Pedro Israel Novaes de Almeida
É estranho o contexto político
brasileiro.
A população, pela esmagadora
maioria, amaldiçoa a classe política, apontando-lhe as seculares práticas de
corrupção, desvios, compadrios e a quase uniforme falta de ética. Contudo,
abertas as urnas, de novo ressurgem os blasfemados, para nova gestão, e nova
desaprovação verbal popular.
O diagnóstico de que a premiação
eleitoral de maus políticos decorre de nossos baixos índices de escolaridade e
cultura tropeça na realidade de grupos intelectualizados, que também estrumam
nas urnas e apoiam figuras sabidamente incapazes de zelar pelo bom andamento
das ações oficiais.
Enquanto o vozerio lamenta a eleição
das presidências do Senado e Câmara Federal, poucos percebem a realidade das
câmaras municipais, onde vizinhos de quarteirão não desempenham mandatos
éticos. Em verdade, julgamos absurda a desvalia de legisladores estaduais e
federais, e normal a desvalia dos legisladores próximos.
Existem interesses, poderes e meios,
tão gigantescos quanto nebulosos, em constante e pouco percebida indução da opinião
e vontade populares, manejando-nos pela ação das mídias, verbas, nomeações,
favores, taxações e renúncias de receitas.

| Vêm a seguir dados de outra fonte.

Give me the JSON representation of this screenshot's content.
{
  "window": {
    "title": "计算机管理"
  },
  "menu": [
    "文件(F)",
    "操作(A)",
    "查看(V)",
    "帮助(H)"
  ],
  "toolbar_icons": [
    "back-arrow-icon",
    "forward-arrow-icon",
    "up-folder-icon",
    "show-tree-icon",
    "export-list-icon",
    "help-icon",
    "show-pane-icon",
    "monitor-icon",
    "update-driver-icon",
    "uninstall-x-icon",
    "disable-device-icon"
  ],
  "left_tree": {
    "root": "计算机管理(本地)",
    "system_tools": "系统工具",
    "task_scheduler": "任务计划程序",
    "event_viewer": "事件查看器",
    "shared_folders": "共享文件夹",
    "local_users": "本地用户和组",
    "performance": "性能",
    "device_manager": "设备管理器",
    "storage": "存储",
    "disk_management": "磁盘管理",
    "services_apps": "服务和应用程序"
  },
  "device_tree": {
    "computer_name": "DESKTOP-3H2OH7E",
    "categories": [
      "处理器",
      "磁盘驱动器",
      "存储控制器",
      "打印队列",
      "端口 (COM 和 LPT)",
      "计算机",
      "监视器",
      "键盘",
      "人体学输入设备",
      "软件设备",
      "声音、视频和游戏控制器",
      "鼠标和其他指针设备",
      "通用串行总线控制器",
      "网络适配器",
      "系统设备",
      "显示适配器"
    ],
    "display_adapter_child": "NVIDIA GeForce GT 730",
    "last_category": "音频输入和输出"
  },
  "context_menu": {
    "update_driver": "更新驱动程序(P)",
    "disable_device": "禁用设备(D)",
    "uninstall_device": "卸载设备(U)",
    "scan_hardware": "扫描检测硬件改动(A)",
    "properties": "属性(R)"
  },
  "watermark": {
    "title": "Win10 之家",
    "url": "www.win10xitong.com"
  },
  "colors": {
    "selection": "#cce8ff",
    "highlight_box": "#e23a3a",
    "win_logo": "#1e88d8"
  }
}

É como se um monstro invisível
estivesse definitivamente instalado nos ambientes de poder, a orientar-nos o
voto e, principalmente, domesticar eleitos.

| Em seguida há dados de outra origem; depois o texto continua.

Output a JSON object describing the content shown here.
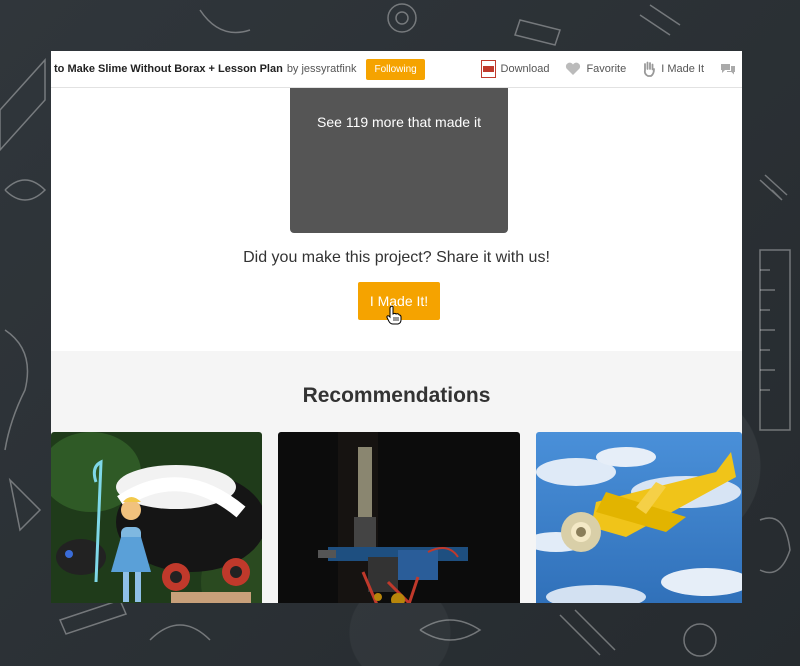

Apesar das tramas e tramóias dos
poderosos, os políticos nascem em nosso meio, brincam nas mesmas calçadas, padecem
das mesmas diarréias, cursam as mesmas escolas, namoram nos mesmos portões e
iniciam carreiras profissionais como todos os brasileiros. Eleitos, acabam, a
maioria, desfigurados, como se adentrassem um antro castrador de virtudes.

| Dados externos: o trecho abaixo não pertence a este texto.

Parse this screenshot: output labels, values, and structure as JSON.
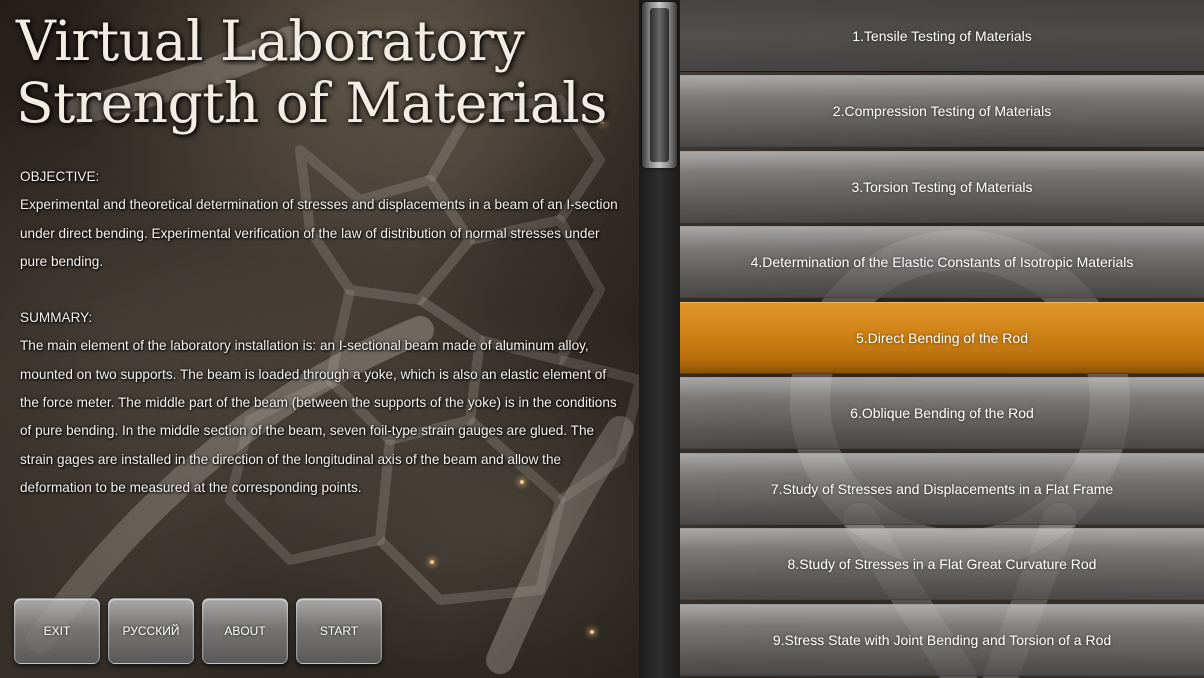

Acontece com os políticos e com a maioria
de nós, déspotas e desrespeitadores ao primeiro cargo de chefia ou realce
social. Não é nada bonito, mas a maioria dos brasileiros malversa a autoridade
que lhe é delegada.
A educação que falta transcende os
bancos escolares, e a maioria de nossos princípios e valores vale mais no
domicílio que no ambiente externo. Orgulhamo-nos, ainda, o jeitinho, o
quebra-galho e a cotidiana exceção.
Esperteza é a desonestidade do amigo, e
criminosa a esperteza do desafeto. Nossa indignação é cada vez menor e passageira,
a ponto de expressivos contingentes já julgarem injustas e radicais as medidas
oficiais de compulsória regularização de casas noturnas, após o trágico
incêndio em Santa Maria (RS).
Ladrões
de carteirinha e currículo, personagens comuns em manchetes escandalosas,
reunem multidões de adeptos, estudados e cultos, ou iletrados de toda ordem, alguns
pessoalmente honestos.
Sofrem,
e muito, os que percebem o fosso ético em que estamos metidos, e tentam remar
contra a corrente. São revolucionários, muitas vezes mal vistos e
discriminados, mas verdadeiros heróis, que discutem, portam cartazes e cerram
fileiras de insatisfeitos. Destoam da normal subserviência e escancaram acordos
de bastidor.
Resta-nos
o apoio e incentivo e, principalmente, a retomada de alguns valores e
princípios que, por desuso, andam esquecidos.